The good news is that there is now a better covenant with better promises. In the old covenant, you could be a full-fledged member simply by birth, yet be bound for hell in unbelief. The better promise of the new covenant is that all who are part of it will see heaven. This is because only those in Christ by faith are members. All members of this new covenant, from the greatest to the least, will know Christ (v.11). Just as circumcision was the sign of the old covenant, so is circumcision required in the new. All new covenant members will bear the sign of a circumcised heart which leads to faith. This is the inward reality of all members. I, too, believe in covenant children but only in one of two ways: either a child who comes to saving faith in Christ, or by the fact that all believers are children of God. As Pastor Steve Clevenger so succinctly put it, “You are not in the new covenant without the inward realities.”

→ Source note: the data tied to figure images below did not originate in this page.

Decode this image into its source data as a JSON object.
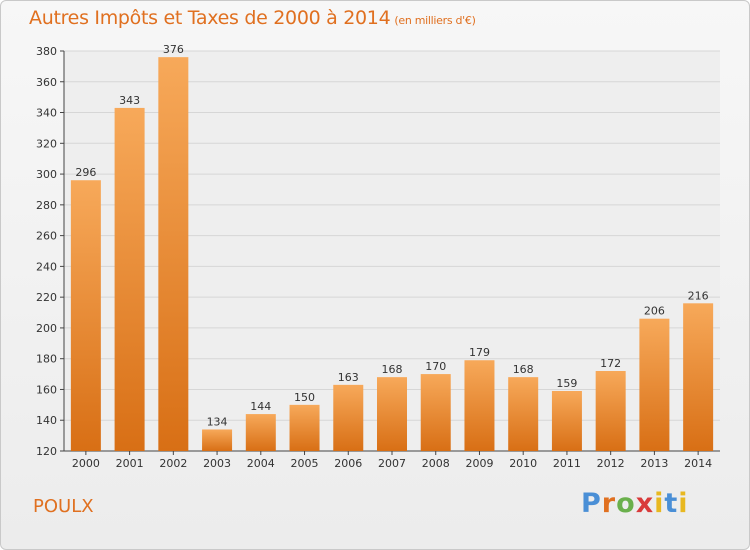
{
  "chart_data": {
    "type": "bar",
    "title": "Autres Impôts et Taxes de 2000 à 2014",
    "subtitle": "(en milliers d'€)",
    "categories": [
      "2000",
      "2001",
      "2002",
      "2003",
      "2004",
      "2005",
      "2006",
      "2007",
      "2008",
      "2009",
      "2010",
      "2011",
      "2012",
      "2013",
      "2014"
    ],
    "values": [
      296,
      343,
      376,
      134,
      144,
      150,
      163,
      168,
      170,
      179,
      168,
      159,
      172,
      206,
      216
    ],
    "xlabel": "",
    "ylabel": "",
    "ylim": [
      120,
      380
    ],
    "yticks": [
      120,
      140,
      160,
      180,
      200,
      220,
      240,
      260,
      280,
      300,
      320,
      340,
      360,
      380
    ],
    "grid": true,
    "bar_color": "#e8892f"
  },
  "place_name": "POULX",
  "logo": {
    "letters": [
      "P",
      "r",
      "o",
      "x",
      "i",
      "t",
      "i"
    ],
    "colors": [
      "#4a8fd6",
      "#e07020",
      "#6ab04c",
      "#d93a3a",
      "#e8b820",
      "#4a8fd6",
      "#e8b820"
    ]
  }
}
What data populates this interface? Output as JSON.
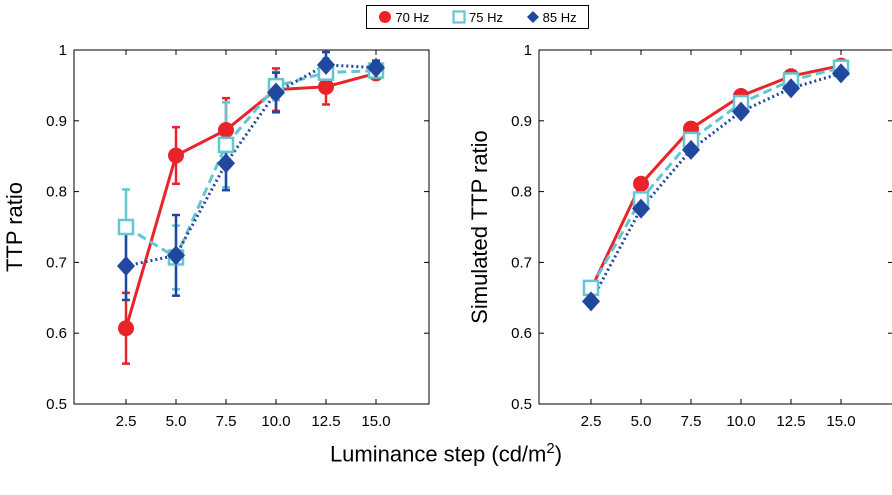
{
  "colors": {
    "70hz": "#e8242a",
    "75hz": "#63c6d2",
    "85hz": "#21489e"
  },
  "legend": {
    "items": [
      "70 Hz",
      "75 Hz",
      "85 Hz"
    ]
  },
  "xlabel_main": "Luminance step (cd/m",
  "xlabel_sup": "2",
  "xlabel_end": ")",
  "chart_data": [
    {
      "type": "line",
      "ylabel": "TTP ratio",
      "ylim": [
        0.5,
        1
      ],
      "yticks": [
        "0.5",
        "0.6",
        "0.7",
        "0.8",
        "0.9",
        "1"
      ],
      "categories": [
        "2.5",
        "5.0",
        "7.5",
        "10.0",
        "12.5",
        "15.0"
      ],
      "series": [
        {
          "name": "70 Hz",
          "values": [
            0.607,
            0.851,
            0.887,
            0.944,
            0.948,
            0.967
          ],
          "err": [
            0.05,
            0.04,
            0.045,
            0.03,
            0.025,
            0.008
          ],
          "style": "solid",
          "marker": "circle"
        },
        {
          "name": "75 Hz",
          "values": [
            0.75,
            0.707,
            0.866,
            0.949,
            0.968,
            0.971
          ],
          "err": [
            0.053,
            0.045,
            0.06,
            0.02,
            0.02,
            0.012
          ],
          "style": "dashed",
          "marker": "square"
        },
        {
          "name": "85 Hz",
          "values": [
            0.695,
            0.71,
            0.84,
            0.94,
            0.979,
            0.975
          ],
          "err": [
            0.048,
            0.057,
            0.038,
            0.028,
            0.018,
            0.01
          ],
          "style": "dotted",
          "marker": "diamond"
        }
      ]
    },
    {
      "type": "line",
      "ylabel": "Simulated TTP ratio",
      "ylim": [
        0.5,
        1
      ],
      "yticks": [
        "0.5",
        "0.6",
        "0.7",
        "0.8",
        "0.9",
        "1"
      ],
      "categories": [
        "2.5",
        "5.0",
        "7.5",
        "10.0",
        "12.5",
        "15.0"
      ],
      "series": [
        {
          "name": "70 Hz",
          "values": [
            0.662,
            0.811,
            0.889,
            0.935,
            0.963,
            0.978
          ],
          "style": "solid",
          "marker": "circle"
        },
        {
          "name": "75 Hz",
          "values": [
            0.664,
            0.789,
            0.873,
            0.925,
            0.957,
            0.975
          ],
          "style": "dashed",
          "marker": "square"
        },
        {
          "name": "85 Hz",
          "values": [
            0.645,
            0.776,
            0.859,
            0.913,
            0.946,
            0.967
          ],
          "style": "dotted",
          "marker": "diamond"
        }
      ]
    }
  ]
}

The new covenant is unbreakable. All who are in it shall remain in it. No covenant member can wear the external signs, void of internal realities, only to fall away or depart later. Such a person only demonstrates they were not covenant members at all. While Baptists may occasionally mistakenly baptize false converts, Presbyterians routinely do so to those who never even proclaim faith, all in the name of a covenantal continuity that does not exist. This is dangerous territory. If you were baptized as an infant only to come to faith later in life, I urge you to be baptized through faith in the name of the Father, Son, and Holy Spirit. In the absence of faith, your baptism was just a BATHtism. Seek obedience to your Savior have the ordinance be carried out biblically.
The new covenant is unbreakable! Take peace in this and give thanks to the Lord who has called His own and shall preserve us to the end in such an unbreakable covenant.